Space and Data Webinar with Provelio

March 4, 2026|11:00 AM GMT|Past event

The topic of space utilisation data and integrated data management in estates has gained urgency in the UK public and education sectors as organisations face mounting pressure to optimise limited physical assets amid tight budgets, rising energy costs, and net-zero mandates.

In early 2026, facilities managers in universities, public sector bodies, and large estates—represented by groups like The Energy Consortium (TEC)—are under increasing strain to extract more value from existing buildings rather than relying on new construction or expansion. Construction output is rebounding, with forecasts showing 2.5% growth in 2025 followed by 3.8% in 2026, yet the sector grapples with labour shortages, sustainability demands, and policy shifts that prioritise retrofit and efficiency over greenfield development. Public sector estates, particularly in education, have seen stagnant or shrinking floor space per user due to hybrid working patterns post-pandemic and demographic pressures, making precise data on how space is actually used essential for cost control and decarbonisation.

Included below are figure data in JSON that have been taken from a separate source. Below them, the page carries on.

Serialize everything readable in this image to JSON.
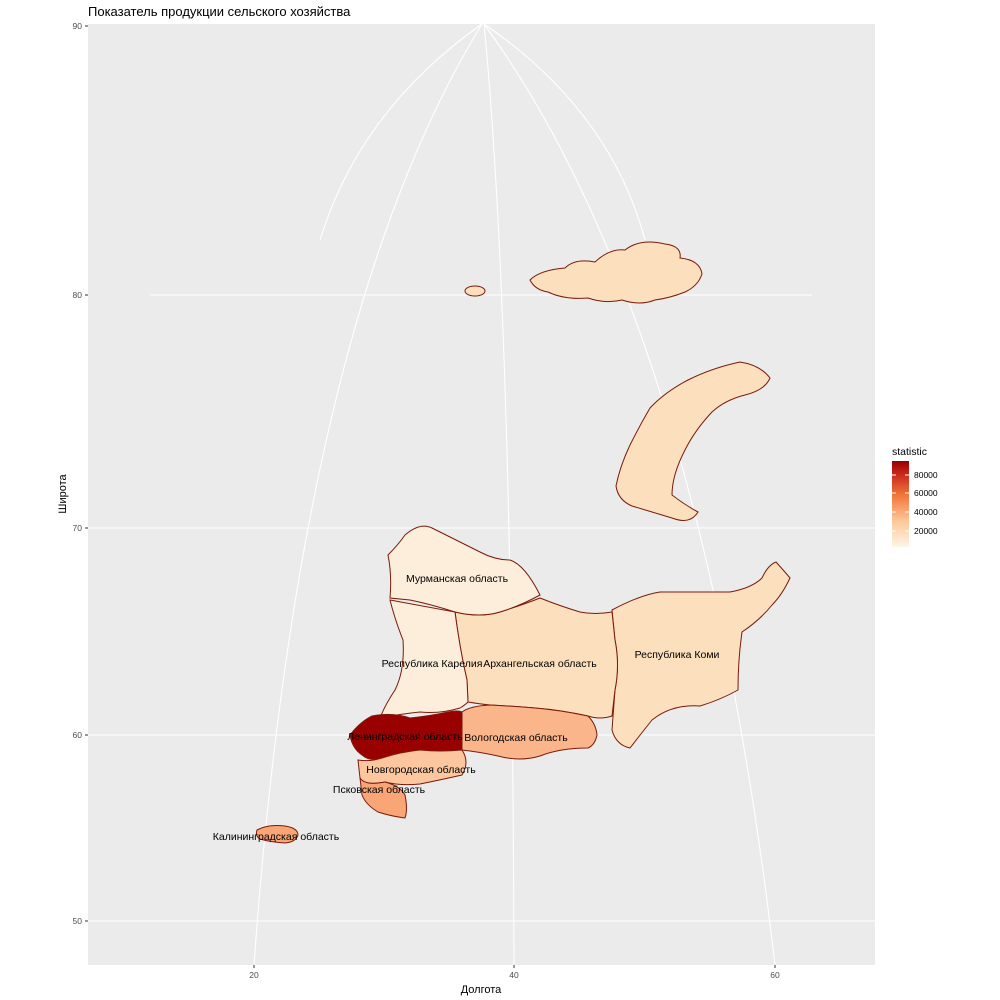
{
  "chart_data": {
    "type": "choropleth-map",
    "title": "Показатель продукции сельского хозяйства",
    "xlabel": "Долгота",
    "ylabel": "Широта",
    "x_ticks": [
      "20",
      "40",
      "60"
    ],
    "y_ticks": [
      "50",
      "60",
      "70",
      "80",
      "90"
    ],
    "legend": {
      "title": "statistic",
      "ticks": [
        "80000",
        "60000",
        "40000",
        "20000"
      ],
      "color_low": "#fff5e6",
      "color_high": "#990000",
      "placement": "right"
    },
    "regions": [
      {
        "name": "Мурманская область",
        "label": "Мурманская область",
        "color": "#fdeedb"
      },
      {
        "name": "Республика Карелия",
        "label": "Республика Карелия",
        "color": "#fdeedb"
      },
      {
        "name": "Архангельская область",
        "label": "Архангельская область",
        "color": "#fce0bd"
      },
      {
        "name": "Республика Коми",
        "label": "Республика Коми",
        "color": "#fce0bd"
      },
      {
        "name": "Ленинградская область",
        "label": "Ленинградская область",
        "color": "#990000"
      },
      {
        "name": "Вологодская область",
        "label": "Вологодская область",
        "color": "#fbb58a"
      },
      {
        "name": "Новгородская область",
        "label": "Новгородская область",
        "color": "#fcc69f"
      },
      {
        "name": "Псковская область",
        "label": "Псковская область",
        "color": "#f9a576"
      },
      {
        "name": "Калининградская область",
        "label": "Калининградская область",
        "color": "#f9a576"
      }
    ]
  },
  "colors": {
    "panel_background": "#ebebeb",
    "grid": "#ffffff",
    "border": "#7b1a0a"
  }
}
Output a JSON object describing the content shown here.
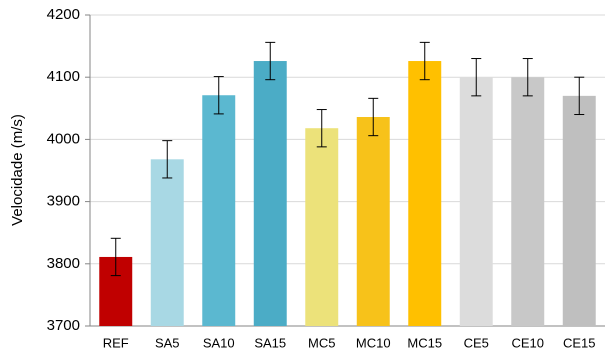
{
  "chart_data": {
    "type": "bar",
    "y_label": "Velocidade (m/s)",
    "categories": [
      "REF",
      "SA5",
      "SA10",
      "SA15",
      "MC5",
      "MC10",
      "MC15",
      "CE5",
      "CE10",
      "CE15"
    ],
    "values": [
      3811,
      3968,
      4071,
      4126,
      4018,
      4036,
      4126,
      4100,
      4100,
      4070
    ],
    "errors": [
      30,
      30,
      30,
      30,
      30,
      30,
      30,
      30,
      30,
      30
    ],
    "colors": [
      "#c00000",
      "#a8d8e4",
      "#5bb8d0",
      "#4bacc6",
      "#ece27a",
      "#f7c21a",
      "#ffc000",
      "#dcdcdc",
      "#c8c8c8",
      "#bfbfbf"
    ],
    "ylim": [
      3700,
      4200
    ],
    "yticks": [
      3700,
      3800,
      3900,
      4000,
      4100,
      4200
    ],
    "grid": true
  }
}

Energy remains a core driver. With the UK committed to net-zero by 2050 and interim targets tightening under the updated Environmental Improvement Plan (published December 2025), estates teams must cut operational emissions from buildings, which account for a significant share of institutional carbon footprints. Integrating space data—occupancy sensors, booking systems, access logs—with energy metering and other building management information allows identification of underused areas for consolidation, right-sizing HVAC systems, and targeting waste, delivering measurable savings in both pounds and CO₂.

Facilities management trends in 2025-2026 underscore this shift: AI-optimised operations, smart buildings with IoT integration, and data-driven decision-making have moved from experimental to expected practice. The outsourced FM market, valued over £35 billion, continues modest growth (around 3.2% projected for 2025), but the real leverage comes from digital tools that unify fragmented data silos across estates. Companies like Provelio, active in higher education and public sector benchmarking (e.g., partnerships with AUDE on self-assessment toolkits and digitisation webinars), highlight how integrated platforms reveal opportunities beyond energy, such as improved space allocation for student experience or operational resilience.

The broader built environment context reinforces the timing. Government policy in 2026 emphasises efficiency through planning reforms (Planning and Infrastructure Act 2025), potential single construction regulator discussions, and geospatial/AI advances for asset management. Data usage is predicted to double by 2026 in some sectors, amplifying the need for robust integration to avoid inefficiencies. For TEC members—primarily education and public sector entities—these pressures converge now, as 2026 budgets tighten and regulatory reporting on energy and sustainability intensifies.

In short, estates efficiency through data integration matters right now because organisations can no longer afford inefficient space or energy use; better data unlocks immediate operational and financial gains while aligning with inescapable policy and market realities.